Un videojuego educativo diseñado para fortalecer habilidades de salud mental se asoció con una reducción sostenida de los síntomas depresivos en adolescentes. El resultado procede de un ensayo clínico aleatorizado con 532 estudiantes de secundaria de Connecticut, Estados Unidos, desarrollado por investigadores de la Facultad de Medicina Geisel de Dartmouth.
El estudio, publicado el 17 de agosto de 2026 en JAMA Network Open, comparó el videojuego PlaySmart con juegos comerciales que no incluían contenidos terapéuticos. Después de doce meses, el grupo que utilizó la intervención educativa obtuvo una puntuación media de síntomas depresivos inferior a la registrada en el grupo de control.
Los investigadores describieron la mejoría como modesta y sostenida. El hallazgo respalda el posible uso de los videojuegos específicamente diseñados para la prevención y promoción de la salud mental, pero no significa que cualquier videojuego produzca beneficios ni que PlaySmart sustituya la evaluación y el tratamiento profesionales de la depresión.
El ensayo incluyó a estudiantes de 16 a 19 años
Los participantes tenían entre 16 y 19 años y procedían de 15 programas de salud ubicados en escuelas de Connecticut. Fueron incorporados al ensayo entre octubre de 2021 y febrero de 2024, mientras que el análisis de los datos concluyó en noviembre de 2025.
Para participar, los jóvenes debían haber informado durante el mes anterior el consumo de alcohol, cannabis, nicotina mediante vapeo u otras sustancias distintas de los opioides, o presentar síntomas elevados de depresión o ansiedad en las pruebas iniciales. Las personas con antecedentes de consumo indebido de opioides quedaron excluidas.
El grupo de intervención estuvo formado por 269 estudiantes, mientras que otros 263 fueron asignados al control activo. La edad media fue de 16,6 años y el 53,4 % de la muestra correspondió a varones.
Los adolescentes utilizaron PlaySmart durante aproximadamente 300 minutos repartidos a lo largo de seis semanas, equivalentes a cerca de una hora semanal después de clases. El grupo de comparación dedicó un tiempo semejante a videojuegos comerciales de rol sin contenido específico de salud mental.
Las decisiones forman parte del aprendizaje
PlaySmart fue desarrollado por el laboratorio play2PREVENT de Dartmouth mediante un proceso de codiseño con jóvenes. El juego emplea historias interactivas para enseñar reconocimiento emocional, resolución de problemas y actitudes favorables hacia la búsqueda de asistencia psicológica.
El jugador asume el papel principal y debe tomar decisiones frente a situaciones inspiradas en experiencias reales. Entre ellas se encuentran identificar posibles señales de depresión en un amigo o decidir si corresponde acudir a un adulto de confianza ante una situación difícil.
Las decisiones saludables producen resultados más favorables para los personajes, mientras que otras elecciones muestran consecuencias adversas. Una función permite retroceder dentro de la historia para analizar las decisiones tomadas, ensayar alternativas y observar cómo pueden cambiar los resultados.
Este diseño diferencia a PlaySmart de los videojuegos creados exclusivamente para el entretenimiento. También ayuda a explicar por qué no deben generalizarse sus resultados a todo el tiempo frente a pantallas. Investigaciones anteriores han relacionado el uso recreativo prolongado de pantallas con mayor malestar psicológico, especialmente cuando desplaza el sueño, la actividad física o la interacción social.
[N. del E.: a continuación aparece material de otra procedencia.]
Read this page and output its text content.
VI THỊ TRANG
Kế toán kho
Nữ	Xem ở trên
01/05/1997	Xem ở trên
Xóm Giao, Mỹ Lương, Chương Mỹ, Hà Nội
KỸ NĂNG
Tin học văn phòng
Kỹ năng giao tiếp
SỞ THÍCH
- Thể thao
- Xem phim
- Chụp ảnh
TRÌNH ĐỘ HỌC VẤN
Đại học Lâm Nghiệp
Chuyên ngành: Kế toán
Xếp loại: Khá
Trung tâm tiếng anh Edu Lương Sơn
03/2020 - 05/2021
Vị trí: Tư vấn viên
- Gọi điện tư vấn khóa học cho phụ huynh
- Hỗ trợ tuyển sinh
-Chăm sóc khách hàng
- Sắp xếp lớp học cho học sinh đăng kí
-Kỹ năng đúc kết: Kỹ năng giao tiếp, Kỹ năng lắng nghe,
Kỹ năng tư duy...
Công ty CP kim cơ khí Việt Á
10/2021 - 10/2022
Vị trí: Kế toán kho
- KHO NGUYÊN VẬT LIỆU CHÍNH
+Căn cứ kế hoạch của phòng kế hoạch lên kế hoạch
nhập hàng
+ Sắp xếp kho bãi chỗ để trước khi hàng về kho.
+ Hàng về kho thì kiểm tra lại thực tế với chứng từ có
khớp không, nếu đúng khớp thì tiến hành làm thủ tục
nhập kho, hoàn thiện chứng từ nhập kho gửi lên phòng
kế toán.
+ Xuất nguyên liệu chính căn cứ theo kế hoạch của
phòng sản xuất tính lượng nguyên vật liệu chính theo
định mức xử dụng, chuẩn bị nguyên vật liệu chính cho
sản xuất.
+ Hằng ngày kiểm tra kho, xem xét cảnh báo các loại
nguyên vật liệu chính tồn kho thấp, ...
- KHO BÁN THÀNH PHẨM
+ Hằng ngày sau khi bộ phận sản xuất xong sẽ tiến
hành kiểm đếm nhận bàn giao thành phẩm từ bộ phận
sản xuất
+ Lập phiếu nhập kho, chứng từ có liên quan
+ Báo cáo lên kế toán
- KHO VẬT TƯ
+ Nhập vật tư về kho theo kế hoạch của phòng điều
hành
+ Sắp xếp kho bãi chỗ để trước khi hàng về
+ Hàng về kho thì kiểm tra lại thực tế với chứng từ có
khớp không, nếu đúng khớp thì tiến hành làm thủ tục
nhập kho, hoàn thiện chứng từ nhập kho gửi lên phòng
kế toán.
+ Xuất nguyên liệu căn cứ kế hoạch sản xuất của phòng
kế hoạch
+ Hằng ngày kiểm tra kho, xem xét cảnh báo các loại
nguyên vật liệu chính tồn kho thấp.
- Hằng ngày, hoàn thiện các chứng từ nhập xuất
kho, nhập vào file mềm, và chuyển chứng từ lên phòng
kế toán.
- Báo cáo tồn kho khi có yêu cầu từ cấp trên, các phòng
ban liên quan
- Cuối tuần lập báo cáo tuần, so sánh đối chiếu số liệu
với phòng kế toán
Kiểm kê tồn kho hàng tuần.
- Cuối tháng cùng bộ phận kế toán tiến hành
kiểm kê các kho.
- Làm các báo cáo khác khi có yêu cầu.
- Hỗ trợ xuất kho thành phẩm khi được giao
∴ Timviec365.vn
Una diferencia significativa a los doce meses
Los síntomas depresivos fueron medidos con el cuestionario PHQ-8, una herramienta de detección formada por ocho preguntas. A los doce meses, el grupo de PlaySmart obtuvo una puntuación media ajustada de 5,30, frente a 6,42 en el grupo de control.
La diferencia ajustada fue de 1,12 puntos a favor de la intervención, con un intervalo de confianza del 95 % situado entre 0,38 y 1,85 puntos. El tamaño del efecto fue pequeño, pero la evolución de las puntuaciones durante el seguimiento mostró una diferencia estadísticamente significativa entre ambos grupos.
El análisis no encontró un efecto equivalente sobre los síntomas de ansiedad medidos mediante la escala GAD-7. Tampoco se observaron asociaciones en otros resultados, como la regulación emocional o las intenciones declaradas de pedir ayuda.
Después de seis semanas, los participantes del grupo de intervención sí expresaron creencias ligeramente más favorables sobre los servicios psicológicos. Un análisis exploratorio indicó que este cambio pudo explicar parcialmente la reducción de síntomas depresivos observada a los seis meses, pero no se identificó el mismo efecto mediador a los tres o doce meses.
El contexto de las pantallas resulta determinante
Los resultados no contradicen las advertencias sobre el uso excesivo de dispositivos. Un videojuego estructurado, utilizado durante un tiempo limitado y con objetivos conductuales definidos no equivale a permanecer varias horas frente a contenidos recreativos sin supervisión.
El exceso de pantalla puede interferir con el descanso, y un estudio previo relacionó las alteraciones del sueño con síntomas depresivos en adolescentes. Por ello, una intervención digital debe integrarse sin desplazar las horas de sueño, el ejercicio, las relaciones presenciales ni otras actividades necesarias para el desarrollo.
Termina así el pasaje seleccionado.